"When you pass through the waters, I will be with you;
and through the rivers, they shall not overwhelm you;
when you walk through fire you shall not be burned,
and the flame shall not consume you." (Isaiah 43:2)
As beautiful as these words are, I have a hunch that a lot of us don't quite know what to make of them.
After all, if I hear someone tell me they'll be with me as I'm wading through rivers, something in me wants to raise my hand and ask, "Wait--why would I be in the middle of a river in the first place?" And if someone, even someone I deeply trust, tells me that they'll keep me safe when I'm walking through fire, my gut instinct is to say, "Hold on--who said anything about fire?" Even if those assurances come from God, I've got to admit that I am more used to thinking that it's God's job to keep me out of the water and away from the fires altogether, rather than picturing God going with me through both.
All of that is to say, I think for a lot of us--and I'll confess, often for me as well--we tend to assume that faith is about getting God to keep things safely the same for us, rather than leading us somewhere new or pulling us to take a risk somewhere over the guardrails or beyond the rainbow. We tend to approach prayer as a means of trying to get things in our lives "back to normal" when they are out of their usual order, more than we seek to have God make us faithful or daring. We tend to see God as a way of getting back to our comfort zones, rather than being drawn out of them because God is leading us somewhere.

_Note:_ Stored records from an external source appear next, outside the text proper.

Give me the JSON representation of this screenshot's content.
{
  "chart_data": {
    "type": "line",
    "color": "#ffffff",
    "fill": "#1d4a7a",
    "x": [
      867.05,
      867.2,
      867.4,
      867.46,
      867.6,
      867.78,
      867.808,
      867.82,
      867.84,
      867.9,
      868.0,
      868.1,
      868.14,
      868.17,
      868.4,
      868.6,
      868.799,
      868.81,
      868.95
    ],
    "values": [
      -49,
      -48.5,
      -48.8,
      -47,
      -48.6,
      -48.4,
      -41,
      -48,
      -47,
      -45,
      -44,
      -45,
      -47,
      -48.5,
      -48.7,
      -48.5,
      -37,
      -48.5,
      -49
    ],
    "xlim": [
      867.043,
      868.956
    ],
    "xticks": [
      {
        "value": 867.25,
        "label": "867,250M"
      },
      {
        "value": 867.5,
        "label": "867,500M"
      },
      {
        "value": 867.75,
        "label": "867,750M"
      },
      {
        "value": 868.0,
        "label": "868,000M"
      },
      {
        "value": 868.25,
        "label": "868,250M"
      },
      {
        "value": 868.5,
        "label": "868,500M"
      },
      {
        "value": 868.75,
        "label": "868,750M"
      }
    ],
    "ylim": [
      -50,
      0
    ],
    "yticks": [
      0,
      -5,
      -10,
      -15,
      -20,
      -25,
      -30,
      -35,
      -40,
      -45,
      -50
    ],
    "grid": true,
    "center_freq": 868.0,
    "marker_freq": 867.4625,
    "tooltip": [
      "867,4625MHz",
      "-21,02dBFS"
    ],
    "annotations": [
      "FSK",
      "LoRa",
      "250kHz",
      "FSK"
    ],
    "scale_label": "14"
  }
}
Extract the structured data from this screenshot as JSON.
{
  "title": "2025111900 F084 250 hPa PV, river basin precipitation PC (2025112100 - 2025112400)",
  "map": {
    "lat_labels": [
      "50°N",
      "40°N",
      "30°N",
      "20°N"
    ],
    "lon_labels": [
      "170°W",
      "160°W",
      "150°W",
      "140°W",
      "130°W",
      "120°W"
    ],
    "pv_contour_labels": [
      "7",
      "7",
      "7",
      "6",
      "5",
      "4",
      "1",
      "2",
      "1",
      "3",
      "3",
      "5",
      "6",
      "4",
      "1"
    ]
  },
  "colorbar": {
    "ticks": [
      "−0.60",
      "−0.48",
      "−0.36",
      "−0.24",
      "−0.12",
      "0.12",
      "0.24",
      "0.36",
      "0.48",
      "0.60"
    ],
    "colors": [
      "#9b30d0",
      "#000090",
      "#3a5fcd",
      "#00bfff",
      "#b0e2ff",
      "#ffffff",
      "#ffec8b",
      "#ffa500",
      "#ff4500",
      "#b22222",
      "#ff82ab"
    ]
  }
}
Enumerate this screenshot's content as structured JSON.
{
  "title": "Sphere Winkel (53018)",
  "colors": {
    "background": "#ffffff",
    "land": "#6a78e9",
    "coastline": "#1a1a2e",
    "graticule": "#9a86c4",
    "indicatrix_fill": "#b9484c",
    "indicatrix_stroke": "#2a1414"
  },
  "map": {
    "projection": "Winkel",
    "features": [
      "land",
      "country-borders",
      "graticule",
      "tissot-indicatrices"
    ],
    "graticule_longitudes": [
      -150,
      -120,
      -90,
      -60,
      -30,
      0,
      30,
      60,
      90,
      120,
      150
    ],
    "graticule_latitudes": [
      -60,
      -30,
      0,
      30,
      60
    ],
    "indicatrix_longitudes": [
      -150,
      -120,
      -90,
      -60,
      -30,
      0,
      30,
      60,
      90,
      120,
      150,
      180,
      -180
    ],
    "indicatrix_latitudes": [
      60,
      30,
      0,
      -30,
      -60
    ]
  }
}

And yet, the promise here in Isaiah 43, which many of us heard this past Sunday in worship, is not, "Don't be afraid, because I'll let you stay home instead of ever having to cross the river," nor is it, "Keep those prayers coming and I'll just guarantee there will never be a fire to walk through." Rather, the promise is that God will indeed lead us through the waters and through the flames--and God will be with us there. That's really the way the whole arc of the Scriptures goes: it's the story of God calling people into wilderness places (like Abraham, or the newly liberated Israelites, or the exiled people of Judah at last coming home, as Isaiah 43 depicts here), and of God calling people to precarious new missions, from Moses raised up to lead his people out of slavery in the face of Pharaoh's tyranny to prophets like Amos sent to be holy troublemakers, to Daniel in the Lion's den, resisting an arrogant empire. In other words, the constant thread of the Bible is of a God who leads us through dangerous, risky, and uncomfortable places, rather than a deity who just piles blankets on us and lulls us back to sleep.
These words from Isaiah 43 only mean something to people who are being led like that. The reason that God promises to be with them through the rivers and the flames is that as these words were spoken, the people were hundreds of miles away from their ancestral lands in exile, and God was daring them to imagine a journey home. But the hitch for those exiled people was that a whole generation grew up in Babylon and had only ever known life there--it was the "devil they knew" rather than the fearful and unknown notion of going to a place that was "home" but somehow new to them. Trusting God meant being willing to leave behind the comfortably familiar to go into another wilderness journey. And indeed, there were literal rivers to be negotiated and the memory of smoldering ruins back in Judea to be dealt with. The prophet had to persuade people that it was worth packing up the lives they had settled for under the boot of the Babylonians and going where God was leading, and that meant also preparing them for a new (and frankly scary) way of life along the way. His job was to convince them, as Octavia Butler once put it in her novel Parable of the Talents, that "in order to rise from its own ashes, a phoenix must first burn." Rather than tell people God's job was to keep things the way they were, predictable and pat, the prophet said that God was leading them beyond what they knew and outside of what was comfortable. Only then would it mean something to say that God would be there with them in the flames.
In our own lives today, I wonder if we need voices like Isaiah 43 again (or, actually, if we just need to listen to these ancient words on their own terms!) to remind us that the life of faith isn't about keeping us comfortable, but about going where God leads us, even when that is through the waters and through the fires. I wonder if we have told ourselves that Christianity is basically a scheme for keeping things familiar and comfortable in our lives, when the Scriptures themselves say the opposite. Could we hear the prophets again tell us, "God is doing something new, for all the world--and it will be worth it, but getting there will sometimes feel like swimming across a river or walking across a fire. And God will bring us through..."? Could we let these ancient words help us see our journey with God not as a predictable round-trip outing to the shopping mall and back, but an adventure to somewhere we have never been, and yet which turns out to be home?
Lord God, lead us where you will, and make us brave rather than merely comfortable.